La Laguna, un aperitivo infinito

He leído de un tirón el último libro de Juan-Manuel García Ramos, “La Laguna, un aperitivo infinito”. Es un diálogo novelado que comienza con una introducción del autor usando unas subordinadas muy elegantes, propias de un escritor fino. El libro va de cultura y de La Laguna, una ciudad trasladada por los contertulios a un ambiente de esa Europa que somos en medio del océano, frente a las costas de África. Hablan de Nietzsche y de Heidegger profesores que estudiaron en Alemania, como José María Hernández-Rubio y Felipe González Vicén, acompañados del canario José Peraza de Ayala y de una misteriosa señora. Se reparten los papeles sin un esquema adaptado al drama ni a los diálogos platónicos. Es un relato basado en una larga conversación donde se resalta la interesante vida de una ciudad heredera de una vocación ilustrada, como si fuera la Atenas de Aristóteles, o más bien la Weimar de Goethe, en una pequeña ciudad de unas islas atlánticas. Este es el gran atractivo de La Laguna, que hay que saber desentrañar en un ambiente de broma infinita escondido en disquisiciones culturales. El infinito, como imagen de una constante repetición, igual que en la novela de Foster Wallace.

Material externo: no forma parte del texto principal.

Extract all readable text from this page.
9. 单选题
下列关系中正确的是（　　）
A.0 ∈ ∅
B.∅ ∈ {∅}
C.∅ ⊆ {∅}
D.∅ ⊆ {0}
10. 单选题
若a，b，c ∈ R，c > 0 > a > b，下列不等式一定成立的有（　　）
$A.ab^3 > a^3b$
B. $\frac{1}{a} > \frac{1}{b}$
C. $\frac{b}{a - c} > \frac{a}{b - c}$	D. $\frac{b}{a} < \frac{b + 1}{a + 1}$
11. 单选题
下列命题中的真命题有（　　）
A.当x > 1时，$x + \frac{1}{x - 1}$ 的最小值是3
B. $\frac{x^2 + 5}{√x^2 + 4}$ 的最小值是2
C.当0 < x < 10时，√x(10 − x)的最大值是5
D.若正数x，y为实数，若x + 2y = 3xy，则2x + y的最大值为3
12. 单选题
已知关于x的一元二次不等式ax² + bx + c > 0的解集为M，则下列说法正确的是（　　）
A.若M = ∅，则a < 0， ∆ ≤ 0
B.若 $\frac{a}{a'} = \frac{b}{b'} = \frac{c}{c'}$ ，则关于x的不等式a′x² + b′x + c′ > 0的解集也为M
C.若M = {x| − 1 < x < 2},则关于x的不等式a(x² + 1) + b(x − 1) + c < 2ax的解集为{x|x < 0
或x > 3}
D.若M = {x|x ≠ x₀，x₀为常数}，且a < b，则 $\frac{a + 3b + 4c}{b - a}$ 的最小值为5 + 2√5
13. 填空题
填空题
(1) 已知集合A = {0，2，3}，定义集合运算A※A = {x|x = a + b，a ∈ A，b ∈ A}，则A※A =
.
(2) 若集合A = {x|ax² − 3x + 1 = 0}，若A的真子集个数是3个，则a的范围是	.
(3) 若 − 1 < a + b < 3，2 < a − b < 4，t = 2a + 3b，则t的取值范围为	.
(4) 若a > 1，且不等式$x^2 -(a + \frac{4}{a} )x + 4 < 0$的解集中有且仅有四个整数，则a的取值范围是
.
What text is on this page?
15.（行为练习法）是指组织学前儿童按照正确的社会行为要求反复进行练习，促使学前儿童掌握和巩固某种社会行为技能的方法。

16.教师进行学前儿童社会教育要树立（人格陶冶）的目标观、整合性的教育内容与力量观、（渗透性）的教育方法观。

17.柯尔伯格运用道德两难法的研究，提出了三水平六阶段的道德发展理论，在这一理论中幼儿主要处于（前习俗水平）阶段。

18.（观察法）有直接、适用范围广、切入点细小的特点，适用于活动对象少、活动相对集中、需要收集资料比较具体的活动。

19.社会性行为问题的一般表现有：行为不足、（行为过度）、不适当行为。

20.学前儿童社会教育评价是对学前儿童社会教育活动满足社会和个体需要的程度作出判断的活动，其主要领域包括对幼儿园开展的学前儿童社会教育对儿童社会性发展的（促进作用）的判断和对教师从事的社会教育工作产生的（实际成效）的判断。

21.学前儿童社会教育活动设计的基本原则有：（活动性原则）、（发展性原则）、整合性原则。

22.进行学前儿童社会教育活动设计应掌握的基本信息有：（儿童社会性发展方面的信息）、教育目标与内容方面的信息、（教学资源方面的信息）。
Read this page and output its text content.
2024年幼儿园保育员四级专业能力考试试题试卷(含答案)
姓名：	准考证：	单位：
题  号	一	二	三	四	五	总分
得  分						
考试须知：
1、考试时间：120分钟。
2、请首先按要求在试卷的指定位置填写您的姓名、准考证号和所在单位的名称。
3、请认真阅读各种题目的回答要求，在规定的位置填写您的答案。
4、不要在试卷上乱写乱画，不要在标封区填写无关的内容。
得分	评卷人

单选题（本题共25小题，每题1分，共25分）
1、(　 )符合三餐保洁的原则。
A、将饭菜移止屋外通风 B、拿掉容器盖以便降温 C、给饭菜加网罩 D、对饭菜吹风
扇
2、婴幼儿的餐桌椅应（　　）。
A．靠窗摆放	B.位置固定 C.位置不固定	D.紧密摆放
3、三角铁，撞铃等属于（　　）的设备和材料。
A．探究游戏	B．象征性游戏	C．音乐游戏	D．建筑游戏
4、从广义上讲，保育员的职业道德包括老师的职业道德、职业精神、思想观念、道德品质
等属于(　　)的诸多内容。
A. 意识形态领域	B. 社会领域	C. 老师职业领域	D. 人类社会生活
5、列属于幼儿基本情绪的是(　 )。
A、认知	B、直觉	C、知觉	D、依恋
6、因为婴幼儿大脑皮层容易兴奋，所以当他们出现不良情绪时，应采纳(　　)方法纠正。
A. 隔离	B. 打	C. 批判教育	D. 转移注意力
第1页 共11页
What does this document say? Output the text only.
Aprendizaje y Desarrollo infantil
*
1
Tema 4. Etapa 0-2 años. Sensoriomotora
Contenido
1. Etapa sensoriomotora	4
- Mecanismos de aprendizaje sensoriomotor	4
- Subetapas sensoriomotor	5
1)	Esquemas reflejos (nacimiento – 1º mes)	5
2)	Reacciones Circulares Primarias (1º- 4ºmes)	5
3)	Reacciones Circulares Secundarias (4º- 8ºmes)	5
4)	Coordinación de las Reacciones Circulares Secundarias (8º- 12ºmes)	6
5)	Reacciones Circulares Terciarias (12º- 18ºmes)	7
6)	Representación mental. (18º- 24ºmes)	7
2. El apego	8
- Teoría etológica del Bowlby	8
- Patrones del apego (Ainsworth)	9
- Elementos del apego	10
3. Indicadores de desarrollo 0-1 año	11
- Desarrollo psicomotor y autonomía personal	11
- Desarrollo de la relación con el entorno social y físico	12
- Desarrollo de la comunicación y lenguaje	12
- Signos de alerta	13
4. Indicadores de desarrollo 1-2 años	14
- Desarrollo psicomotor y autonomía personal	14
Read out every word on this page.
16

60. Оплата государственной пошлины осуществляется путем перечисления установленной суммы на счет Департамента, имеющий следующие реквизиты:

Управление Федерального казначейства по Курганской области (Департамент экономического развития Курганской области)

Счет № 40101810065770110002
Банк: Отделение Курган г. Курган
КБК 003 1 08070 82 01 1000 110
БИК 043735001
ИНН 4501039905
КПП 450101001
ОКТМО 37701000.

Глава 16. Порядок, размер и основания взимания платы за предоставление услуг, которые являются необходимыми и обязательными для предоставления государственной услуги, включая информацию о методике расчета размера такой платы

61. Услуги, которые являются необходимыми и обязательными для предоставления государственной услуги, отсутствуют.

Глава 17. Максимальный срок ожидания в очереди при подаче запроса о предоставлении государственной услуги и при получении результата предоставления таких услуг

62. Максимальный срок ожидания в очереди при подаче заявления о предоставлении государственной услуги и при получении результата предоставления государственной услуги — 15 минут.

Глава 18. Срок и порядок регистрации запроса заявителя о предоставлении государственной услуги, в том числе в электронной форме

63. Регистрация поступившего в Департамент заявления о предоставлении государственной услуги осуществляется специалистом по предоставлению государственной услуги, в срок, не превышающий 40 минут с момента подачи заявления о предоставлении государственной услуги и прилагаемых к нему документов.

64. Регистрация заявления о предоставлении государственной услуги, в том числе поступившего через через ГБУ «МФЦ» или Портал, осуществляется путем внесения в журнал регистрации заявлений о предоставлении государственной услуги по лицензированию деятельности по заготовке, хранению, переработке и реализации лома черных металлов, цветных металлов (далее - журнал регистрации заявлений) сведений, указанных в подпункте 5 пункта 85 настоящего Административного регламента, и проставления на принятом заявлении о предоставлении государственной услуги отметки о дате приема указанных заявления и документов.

La Universidad y el Ateneo son los pivotes donde se apoya el relato acompañando a unos gin tonics, pero no en el bar del tópico al que le han crecido unas facultades alrededor, sino en uno, frente a la catedral, que emparenta a la vida urbana e incluso a la rural con la cultural y docente, moviéndose en una larga discusión sobre cuestiones fundamentales del hombre y de la vida. Retrata a esa magia que ha hecho a esta realidad tan atractiva, identificando a todos los territorios de alrededor, como la feria de una periferia que abarca a todo un archipiélago.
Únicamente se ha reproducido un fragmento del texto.